Le groupe Green Day en 1994. 

Green Day débarque lundi à Luxembourg. L’occasion de faire un saut dans le temps et d’évoquer son album phénomène qui a changé la face du rock au milieu des années 1990.

Depuis ses débuts, le rock (et ses dérivés) a toujours été la cible de mécontents, de conservateurs, d’esprits chagrins, de nostalgiques et d’esthètes. La dernière controverse est d’ailleurs on ne peut plus récente : la sortie, en début du mois, de Never Enough de Turnstile, qui s’est attiré les foudres des gardiens du temple punk, agacés, pour ne pas dire ulcérés, par ce groupe défini comme étant hardcore, mais qui dégaine les mélodies pop et les jolis claviers au beau milieu des mosh pit. On crie au scandale, pire, au calcul et à la trahison dans un but qui semble évident : s’attirer les faveurs d’un plus large public. C’est aussi ce qui est arrivé à Green Day, il y a 31 ans, avec son album Dookie. Oui, l’Histoire se répète.

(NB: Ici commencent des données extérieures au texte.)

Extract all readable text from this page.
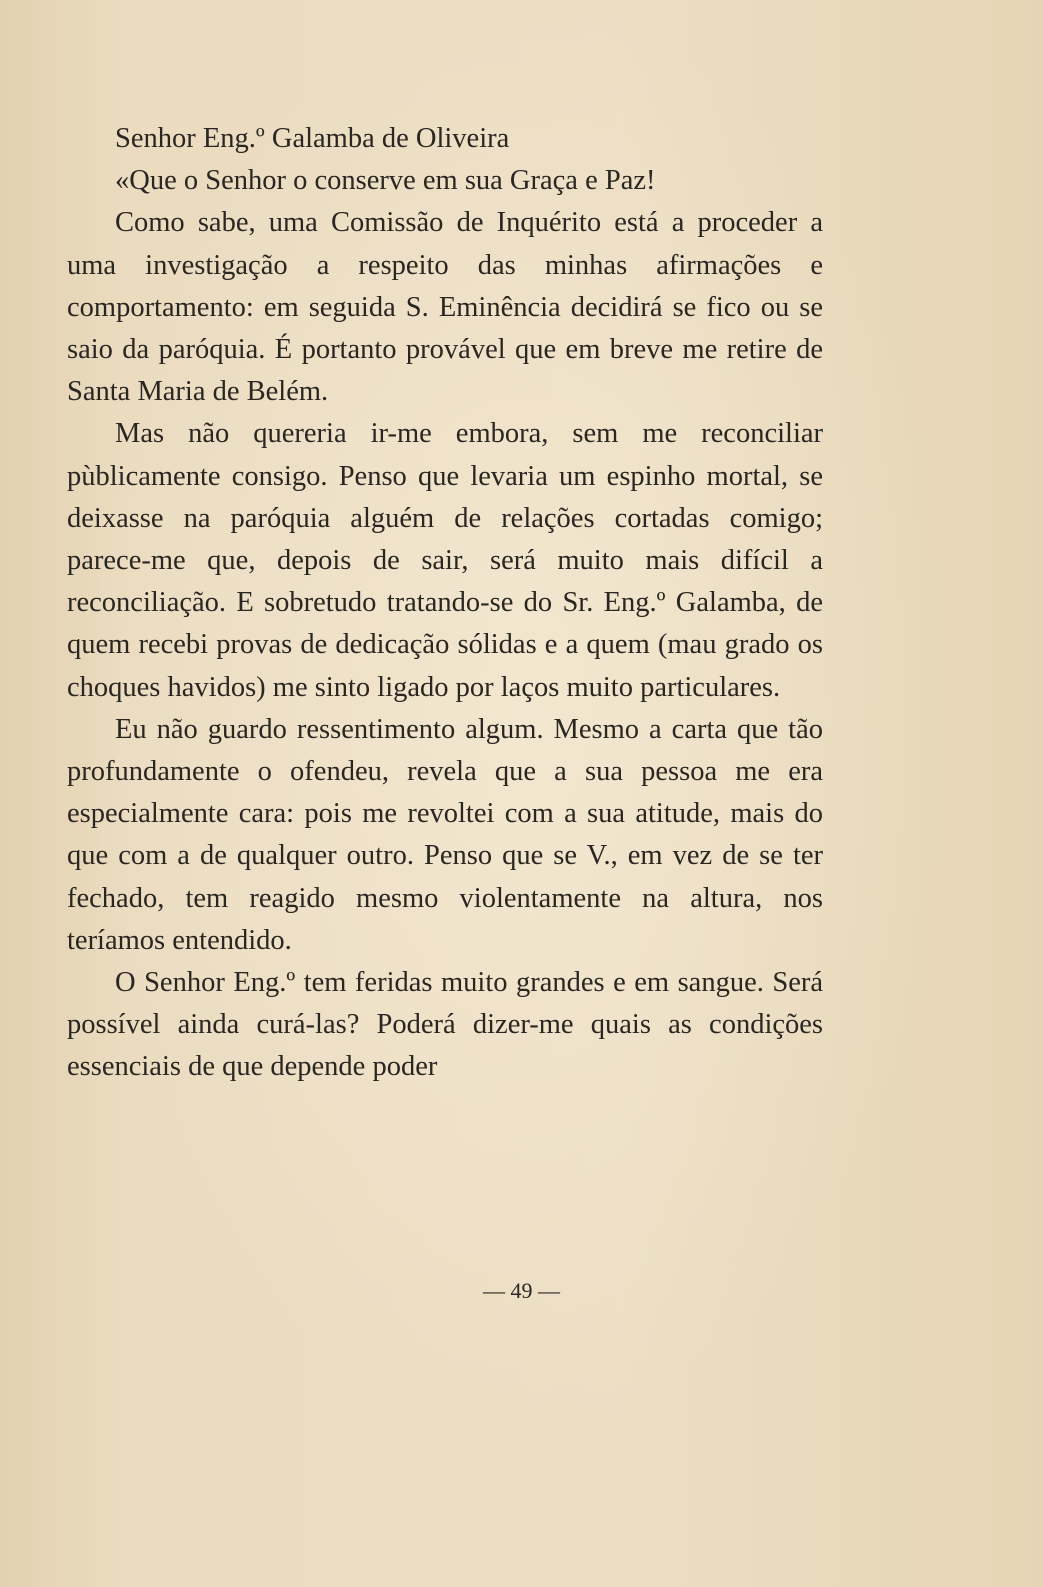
Senhor Eng.º Galamba de Oliveira

«Que o Senhor o conserve em sua Graça e Paz!

Como sabe, uma Comissão de Inquérito está a proceder a uma investigação a respeito das minhas afirmações e comportamento: em seguida S. Eminência decidirá se fico ou se saio da paróquia. É portanto provável que em breve me retire de Santa Maria de Belém.

Mas não quereria ir-me embora, sem me reconciliar pùblicamente consigo. Penso que levaria um espinho mortal, se deixasse na paróquia alguém de relações cortadas comigo; parece-me que, depois de sair, será muito mais difícil a reconciliação. E sobretudo tratando-se do Sr. Eng.º Galamba, de quem recebi provas de dedicação sólidas e a quem (mau grado os choques havidos) me sinto ligado por laços muito particulares.

Eu não guardo ressentimento algum. Mesmo a carta que tão profundamente o ofendeu, revela que a sua pessoa me era especialmente cara: pois me revoltei com a sua atitude, mais do que com a de qualquer outro. Penso que se V., em vez de se ter fechado, tem reagido mesmo violentamente na altura, nos teríamos entendido.

O Senhor Eng.º tem feridas muito grandes e em sangue. Será possível ainda curá-las? Poderá dizer-me quais as condições essenciais de que depende poder

— 49 —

Remontons alors le temps, direction le début des années 1990. À cette période, le rock bouillonnait, offrant de multiples variations : le metal s’adoucissait, se mêlait au hip-hop ou prenait des accents industriels, l’électronique façon déprimante accouchait du trip-hop, les guitares montaient en haute altitude avec My Bloody Valentine, s’inventaient de fous horizons à travers Radiohead ou PJ Harvey et, à l’inverse, montraient qu’on pouvait s’amuser en se foutant à peu près de tout, façon Pavement. Et alors que la britpop montrait ses premiers bourgeons, un style allait dominer tous les précédents et imposer durant trois ans le mal-être adolescent et les chemises de bûcheron à carreaux : le grunge.

Consommation de cannabis

C’est dans ce contexte qu’arrivent trois jeunes boutonneux tout droit venus de Californie, du nom de Green Day (en référence à leur consommation excessive de cannabis). Avant de prendre sa forme définitive avec l’arrivée du batteur Frank «Tré Cool» Wright, le groupe a eu un premier nom (Sweet Children) puis a été adoubé par la scène punk-hardcore de la Bay Area, séduite par deux EP rugueux et un album – finalement réunis en 1991 sous le titre 1039/Smoothed Out Slappy Hours. Ils jouent régulièrement à domicile, au 924 Gilman Street, la Mecque underground de Berkeley, et trouvent dans le label indépendant Lookout! Records un partenaire idéal, proche de ses racines DIY.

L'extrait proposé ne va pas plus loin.